Böse Zungen behaupteten zwar, dass der Wein nur als Ballast diene, damit die «Muletiers» den Weg in die Berge nicht ohne Fracht antreten mussten, dass die Ware, die sie aus dem Gévaudan oder der Lozère zurück ins Flachland brachten, wertvoller war als die «sauren Weine» der Ardèche. Am zweifelhaften Ruf änderte auch die Aussage des Agronomen Olivier de Serres (1539 bis 1619) nichts, der meinte, die Weine des Vivarais, seiner Heimat, seien so preziös wie delikat. Erst ab den 1960er Jahren gab es mehr Lob für die Ardèche-Weine, nicht zuletzt dank der zwölf Genossenschaftskellereien, die sich zum Verbund «les Vignerons d’Ardèchois» zusammengeschlossen haben, dem 1000 Winzerfamilien angehören. Sie sind für einen Grossteil der Produktion der insgesamt 7500 Hektar Rebfläche zuständig, die seit 2009 als IGP Ardèche abgefüllt wird. Die besten Terroirs der südlichen Ardèche, weniger als 500 Hektar, erhielten 1999 verdientermassen die AOC Côtes du Vivarais zugesprochen.

Geniessen in vollen Zügen

Das Vivarais ist eine ganz besondere Gegend. Auch hier scheint wie so oft im ländlichen Frankreich die Zeit stehen zu bleiben. Wer nicht nur (aber auch) wegen des Weins in die Rhône fährt, sollte im neuen Bahnhof von Tournon in Saint-Jean-de-Muzols (gegenüber von Tain-l‘Hemitage) das Auto stehen lassen und in den «kleinen Zug des Vivarais» steigen (www.trainardeche.fr). Zwei altehrwürdige Dampflokomotiven ziehen mutig mit grossen und kleinen Kindern gefüllte Waggons durch die Schluchten des Doux nach Lamastre und zurück. In der Hauptsaison gibt es sogar «Soirées du Sommelier» mit Verkostung von Rhôneweinen.

Wem das zu lange dauert, der kann direkt einen Teil des eigentlichen Anbaugebietes durchqueren, indem er von Saint-Marcel über Bidon, Saint-Rémèze und Larnas nach Saint-Montan kurvt.

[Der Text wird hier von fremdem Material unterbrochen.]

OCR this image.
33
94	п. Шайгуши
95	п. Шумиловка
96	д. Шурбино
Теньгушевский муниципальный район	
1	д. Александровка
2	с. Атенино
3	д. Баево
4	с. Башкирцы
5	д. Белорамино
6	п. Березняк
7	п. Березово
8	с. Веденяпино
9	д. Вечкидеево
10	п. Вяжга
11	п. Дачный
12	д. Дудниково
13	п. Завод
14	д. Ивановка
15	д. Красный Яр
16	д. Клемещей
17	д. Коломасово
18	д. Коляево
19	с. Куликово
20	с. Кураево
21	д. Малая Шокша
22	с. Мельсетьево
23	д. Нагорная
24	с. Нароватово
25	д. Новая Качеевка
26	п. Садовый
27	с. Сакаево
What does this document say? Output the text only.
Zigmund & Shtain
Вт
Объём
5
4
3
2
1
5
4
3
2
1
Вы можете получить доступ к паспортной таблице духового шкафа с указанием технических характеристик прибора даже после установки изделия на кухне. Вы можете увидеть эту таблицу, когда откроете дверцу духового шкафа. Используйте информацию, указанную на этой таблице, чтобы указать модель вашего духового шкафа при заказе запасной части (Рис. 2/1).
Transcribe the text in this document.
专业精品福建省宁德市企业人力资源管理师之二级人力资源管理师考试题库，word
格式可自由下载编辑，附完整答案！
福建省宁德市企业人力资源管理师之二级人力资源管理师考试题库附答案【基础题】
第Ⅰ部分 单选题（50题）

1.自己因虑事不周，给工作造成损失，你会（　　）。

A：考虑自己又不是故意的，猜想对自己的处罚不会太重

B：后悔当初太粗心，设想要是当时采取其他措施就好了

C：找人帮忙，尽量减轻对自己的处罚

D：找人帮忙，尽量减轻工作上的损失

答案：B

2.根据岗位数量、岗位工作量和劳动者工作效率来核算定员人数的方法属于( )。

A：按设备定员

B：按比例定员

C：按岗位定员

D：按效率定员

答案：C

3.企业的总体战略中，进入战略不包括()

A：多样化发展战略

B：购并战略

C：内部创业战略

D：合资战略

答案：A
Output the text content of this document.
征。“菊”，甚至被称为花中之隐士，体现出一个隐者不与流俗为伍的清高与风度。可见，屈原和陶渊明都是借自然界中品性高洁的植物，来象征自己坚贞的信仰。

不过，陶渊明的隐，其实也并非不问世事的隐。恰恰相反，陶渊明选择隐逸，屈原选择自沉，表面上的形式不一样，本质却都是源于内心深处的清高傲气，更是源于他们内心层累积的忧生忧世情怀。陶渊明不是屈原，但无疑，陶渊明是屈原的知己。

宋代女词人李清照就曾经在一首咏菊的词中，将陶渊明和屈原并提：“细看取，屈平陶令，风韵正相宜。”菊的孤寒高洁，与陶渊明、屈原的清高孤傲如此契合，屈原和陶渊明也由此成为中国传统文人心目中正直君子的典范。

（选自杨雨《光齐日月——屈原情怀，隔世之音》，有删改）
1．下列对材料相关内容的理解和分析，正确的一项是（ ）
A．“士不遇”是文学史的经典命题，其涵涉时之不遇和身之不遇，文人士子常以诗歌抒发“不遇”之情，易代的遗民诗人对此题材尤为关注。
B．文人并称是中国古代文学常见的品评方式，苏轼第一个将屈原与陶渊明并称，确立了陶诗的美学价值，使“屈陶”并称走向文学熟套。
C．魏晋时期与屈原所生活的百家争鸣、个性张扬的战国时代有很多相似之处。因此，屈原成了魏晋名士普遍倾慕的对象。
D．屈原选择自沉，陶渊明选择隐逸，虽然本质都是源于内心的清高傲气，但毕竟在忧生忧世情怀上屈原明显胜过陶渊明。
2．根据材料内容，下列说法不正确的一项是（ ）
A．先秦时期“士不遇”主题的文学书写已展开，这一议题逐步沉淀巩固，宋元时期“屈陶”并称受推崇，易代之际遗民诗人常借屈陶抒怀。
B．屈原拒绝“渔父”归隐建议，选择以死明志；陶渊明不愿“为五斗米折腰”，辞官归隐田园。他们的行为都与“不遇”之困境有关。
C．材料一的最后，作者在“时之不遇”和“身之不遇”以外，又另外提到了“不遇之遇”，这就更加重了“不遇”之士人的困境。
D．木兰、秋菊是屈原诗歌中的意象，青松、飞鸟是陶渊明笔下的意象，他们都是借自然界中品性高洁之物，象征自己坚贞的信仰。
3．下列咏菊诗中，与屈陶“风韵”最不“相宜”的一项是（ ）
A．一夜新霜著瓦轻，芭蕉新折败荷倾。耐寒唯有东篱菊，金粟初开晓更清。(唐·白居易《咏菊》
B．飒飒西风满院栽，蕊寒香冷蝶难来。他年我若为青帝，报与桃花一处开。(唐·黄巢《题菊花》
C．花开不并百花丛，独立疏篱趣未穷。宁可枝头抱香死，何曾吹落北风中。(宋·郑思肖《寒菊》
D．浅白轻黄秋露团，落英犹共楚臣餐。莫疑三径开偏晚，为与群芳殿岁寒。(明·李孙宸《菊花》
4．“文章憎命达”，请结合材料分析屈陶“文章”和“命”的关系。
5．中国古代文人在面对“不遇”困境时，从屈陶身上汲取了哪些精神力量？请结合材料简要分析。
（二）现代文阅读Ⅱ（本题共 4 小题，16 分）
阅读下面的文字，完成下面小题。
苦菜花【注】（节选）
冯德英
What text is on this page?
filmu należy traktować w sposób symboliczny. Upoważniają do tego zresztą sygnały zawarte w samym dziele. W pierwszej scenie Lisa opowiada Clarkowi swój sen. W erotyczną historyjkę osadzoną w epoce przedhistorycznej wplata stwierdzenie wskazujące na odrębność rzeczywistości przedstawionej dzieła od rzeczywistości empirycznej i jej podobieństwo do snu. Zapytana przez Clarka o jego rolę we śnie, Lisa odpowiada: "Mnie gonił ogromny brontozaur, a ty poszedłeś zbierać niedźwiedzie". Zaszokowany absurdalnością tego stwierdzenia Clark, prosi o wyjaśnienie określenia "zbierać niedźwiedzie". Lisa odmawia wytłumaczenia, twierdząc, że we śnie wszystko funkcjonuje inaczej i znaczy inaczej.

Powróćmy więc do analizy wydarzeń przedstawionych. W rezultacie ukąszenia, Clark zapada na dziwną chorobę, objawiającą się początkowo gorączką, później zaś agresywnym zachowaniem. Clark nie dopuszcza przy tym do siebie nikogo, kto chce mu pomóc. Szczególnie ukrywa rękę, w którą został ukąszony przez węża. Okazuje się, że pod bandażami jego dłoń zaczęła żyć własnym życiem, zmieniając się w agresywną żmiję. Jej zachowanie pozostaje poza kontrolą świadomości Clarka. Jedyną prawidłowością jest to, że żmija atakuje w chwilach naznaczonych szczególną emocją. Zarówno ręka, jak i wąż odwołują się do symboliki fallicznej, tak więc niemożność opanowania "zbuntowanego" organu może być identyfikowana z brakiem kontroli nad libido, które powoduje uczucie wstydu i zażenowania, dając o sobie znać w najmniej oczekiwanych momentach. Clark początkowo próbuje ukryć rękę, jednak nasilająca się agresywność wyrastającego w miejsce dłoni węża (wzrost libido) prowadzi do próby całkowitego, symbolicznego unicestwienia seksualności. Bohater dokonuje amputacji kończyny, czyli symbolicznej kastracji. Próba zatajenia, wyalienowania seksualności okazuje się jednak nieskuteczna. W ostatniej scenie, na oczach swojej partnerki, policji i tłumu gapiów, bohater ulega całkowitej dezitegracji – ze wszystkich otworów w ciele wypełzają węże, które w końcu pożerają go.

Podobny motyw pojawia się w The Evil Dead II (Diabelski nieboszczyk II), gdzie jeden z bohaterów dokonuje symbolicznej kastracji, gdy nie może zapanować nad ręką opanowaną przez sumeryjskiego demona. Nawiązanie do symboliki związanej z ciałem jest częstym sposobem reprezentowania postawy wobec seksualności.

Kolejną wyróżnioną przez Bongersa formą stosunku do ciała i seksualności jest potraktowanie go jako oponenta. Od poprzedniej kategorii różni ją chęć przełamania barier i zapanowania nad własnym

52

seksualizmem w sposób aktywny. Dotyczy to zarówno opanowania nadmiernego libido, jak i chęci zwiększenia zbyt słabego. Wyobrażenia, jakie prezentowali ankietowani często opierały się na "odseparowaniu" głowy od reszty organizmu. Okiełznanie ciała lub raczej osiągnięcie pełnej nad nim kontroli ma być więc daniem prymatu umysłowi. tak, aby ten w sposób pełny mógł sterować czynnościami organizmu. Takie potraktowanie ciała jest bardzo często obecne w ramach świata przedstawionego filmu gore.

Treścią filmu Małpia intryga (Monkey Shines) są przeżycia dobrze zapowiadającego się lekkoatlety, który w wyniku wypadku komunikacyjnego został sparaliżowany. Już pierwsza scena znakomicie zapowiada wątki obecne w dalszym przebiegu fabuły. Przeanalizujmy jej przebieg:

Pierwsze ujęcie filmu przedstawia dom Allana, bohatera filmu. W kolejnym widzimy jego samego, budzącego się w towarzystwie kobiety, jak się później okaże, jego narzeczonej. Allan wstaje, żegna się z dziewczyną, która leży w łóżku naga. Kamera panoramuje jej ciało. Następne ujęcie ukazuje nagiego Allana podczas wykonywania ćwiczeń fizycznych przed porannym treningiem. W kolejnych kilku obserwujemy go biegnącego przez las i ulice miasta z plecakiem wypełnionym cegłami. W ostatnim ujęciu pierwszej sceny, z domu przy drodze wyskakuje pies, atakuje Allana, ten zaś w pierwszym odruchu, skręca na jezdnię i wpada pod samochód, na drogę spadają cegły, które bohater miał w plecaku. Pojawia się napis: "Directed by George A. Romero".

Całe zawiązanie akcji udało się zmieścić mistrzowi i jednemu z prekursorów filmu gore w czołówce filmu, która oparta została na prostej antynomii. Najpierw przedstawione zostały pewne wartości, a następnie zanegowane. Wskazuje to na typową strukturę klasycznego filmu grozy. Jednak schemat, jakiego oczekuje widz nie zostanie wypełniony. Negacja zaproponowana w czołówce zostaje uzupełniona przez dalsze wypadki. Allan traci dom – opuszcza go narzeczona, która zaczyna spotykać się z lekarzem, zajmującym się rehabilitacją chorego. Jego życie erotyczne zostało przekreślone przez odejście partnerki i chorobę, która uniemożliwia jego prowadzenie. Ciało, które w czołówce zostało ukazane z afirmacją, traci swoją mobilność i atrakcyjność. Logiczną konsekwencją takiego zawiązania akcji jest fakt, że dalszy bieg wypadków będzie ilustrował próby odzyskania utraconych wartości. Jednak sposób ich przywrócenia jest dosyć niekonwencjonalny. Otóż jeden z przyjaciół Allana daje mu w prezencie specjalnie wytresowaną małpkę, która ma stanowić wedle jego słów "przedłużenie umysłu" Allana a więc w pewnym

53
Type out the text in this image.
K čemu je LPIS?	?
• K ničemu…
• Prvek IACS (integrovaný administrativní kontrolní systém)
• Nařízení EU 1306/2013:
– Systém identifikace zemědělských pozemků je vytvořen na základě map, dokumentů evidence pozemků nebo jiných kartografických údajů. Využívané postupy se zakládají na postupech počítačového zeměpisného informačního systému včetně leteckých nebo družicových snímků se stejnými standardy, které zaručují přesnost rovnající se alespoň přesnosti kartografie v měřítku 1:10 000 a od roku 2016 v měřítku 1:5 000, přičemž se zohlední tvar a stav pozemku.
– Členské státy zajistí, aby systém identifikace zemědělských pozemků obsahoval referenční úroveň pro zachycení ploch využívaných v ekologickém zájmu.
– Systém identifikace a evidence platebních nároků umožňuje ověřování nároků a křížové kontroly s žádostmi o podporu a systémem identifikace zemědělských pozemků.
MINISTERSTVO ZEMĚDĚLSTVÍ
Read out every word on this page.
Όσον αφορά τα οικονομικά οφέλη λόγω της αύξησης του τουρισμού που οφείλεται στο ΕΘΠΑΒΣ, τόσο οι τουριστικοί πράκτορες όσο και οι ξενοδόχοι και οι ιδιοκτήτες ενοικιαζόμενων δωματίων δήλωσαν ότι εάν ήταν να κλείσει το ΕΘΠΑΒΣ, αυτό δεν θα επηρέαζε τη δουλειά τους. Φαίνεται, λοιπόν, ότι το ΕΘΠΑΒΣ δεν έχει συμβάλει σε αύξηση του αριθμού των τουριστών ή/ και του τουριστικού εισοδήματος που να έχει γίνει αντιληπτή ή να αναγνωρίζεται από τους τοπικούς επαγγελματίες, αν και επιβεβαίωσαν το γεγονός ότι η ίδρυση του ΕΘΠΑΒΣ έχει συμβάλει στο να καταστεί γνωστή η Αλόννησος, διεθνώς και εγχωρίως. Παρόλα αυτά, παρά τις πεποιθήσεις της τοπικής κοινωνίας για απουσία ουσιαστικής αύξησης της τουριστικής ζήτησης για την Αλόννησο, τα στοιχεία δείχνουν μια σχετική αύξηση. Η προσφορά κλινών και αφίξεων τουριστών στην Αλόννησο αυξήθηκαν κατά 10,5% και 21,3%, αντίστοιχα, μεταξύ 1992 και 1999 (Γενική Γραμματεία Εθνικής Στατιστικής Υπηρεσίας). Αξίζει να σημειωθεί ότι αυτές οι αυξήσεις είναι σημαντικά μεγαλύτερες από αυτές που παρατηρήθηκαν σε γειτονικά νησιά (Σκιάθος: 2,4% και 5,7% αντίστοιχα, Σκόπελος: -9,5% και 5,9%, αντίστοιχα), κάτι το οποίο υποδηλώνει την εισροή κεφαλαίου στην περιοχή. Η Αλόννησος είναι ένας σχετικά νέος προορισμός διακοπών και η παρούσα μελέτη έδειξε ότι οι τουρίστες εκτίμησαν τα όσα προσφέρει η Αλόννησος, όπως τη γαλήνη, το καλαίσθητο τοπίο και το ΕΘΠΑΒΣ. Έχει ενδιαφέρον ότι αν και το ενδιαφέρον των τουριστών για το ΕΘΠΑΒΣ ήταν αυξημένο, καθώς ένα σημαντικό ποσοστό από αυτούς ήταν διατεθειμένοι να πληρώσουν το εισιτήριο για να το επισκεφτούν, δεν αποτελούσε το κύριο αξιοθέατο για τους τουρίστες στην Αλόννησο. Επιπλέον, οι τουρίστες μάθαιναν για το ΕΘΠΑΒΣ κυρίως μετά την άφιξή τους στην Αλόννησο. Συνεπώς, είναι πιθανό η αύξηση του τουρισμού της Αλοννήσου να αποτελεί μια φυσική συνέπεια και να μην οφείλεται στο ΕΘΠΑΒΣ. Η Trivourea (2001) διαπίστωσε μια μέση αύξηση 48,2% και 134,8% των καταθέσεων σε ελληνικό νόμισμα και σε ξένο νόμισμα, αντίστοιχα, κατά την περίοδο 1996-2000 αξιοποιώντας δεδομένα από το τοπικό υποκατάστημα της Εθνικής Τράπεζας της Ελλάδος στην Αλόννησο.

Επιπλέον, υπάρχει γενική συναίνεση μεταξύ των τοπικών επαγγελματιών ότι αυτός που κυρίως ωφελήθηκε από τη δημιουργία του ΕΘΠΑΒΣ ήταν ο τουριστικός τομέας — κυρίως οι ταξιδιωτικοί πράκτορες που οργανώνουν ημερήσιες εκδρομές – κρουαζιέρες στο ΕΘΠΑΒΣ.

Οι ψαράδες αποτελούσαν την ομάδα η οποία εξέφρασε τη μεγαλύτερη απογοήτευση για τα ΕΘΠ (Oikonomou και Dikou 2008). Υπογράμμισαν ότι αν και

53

Im pittoresken Dorf angekommen, das buchstäblich an einem Felsen festzukleben scheint, versteht man plötzlich, was es mit der Mineralität auf sich hat, die den Weinen des Vivarais ihren besonderen Ausdruck verleiht. Denn auf diesem Hochplateau rund 250 Meter über Meer entstehen unter Einfluss des kühlenden Bergwinds keine schwerblütigen Brocken, sondern überraschend ausgewogene, sogar filigrane, geschmeidige Rotweine mit hohem Fruchtgehalt, die schon jung ausgezeichnet munden, und erfrischende Rosés und Weisse aus den klassischen Sorten des Südens.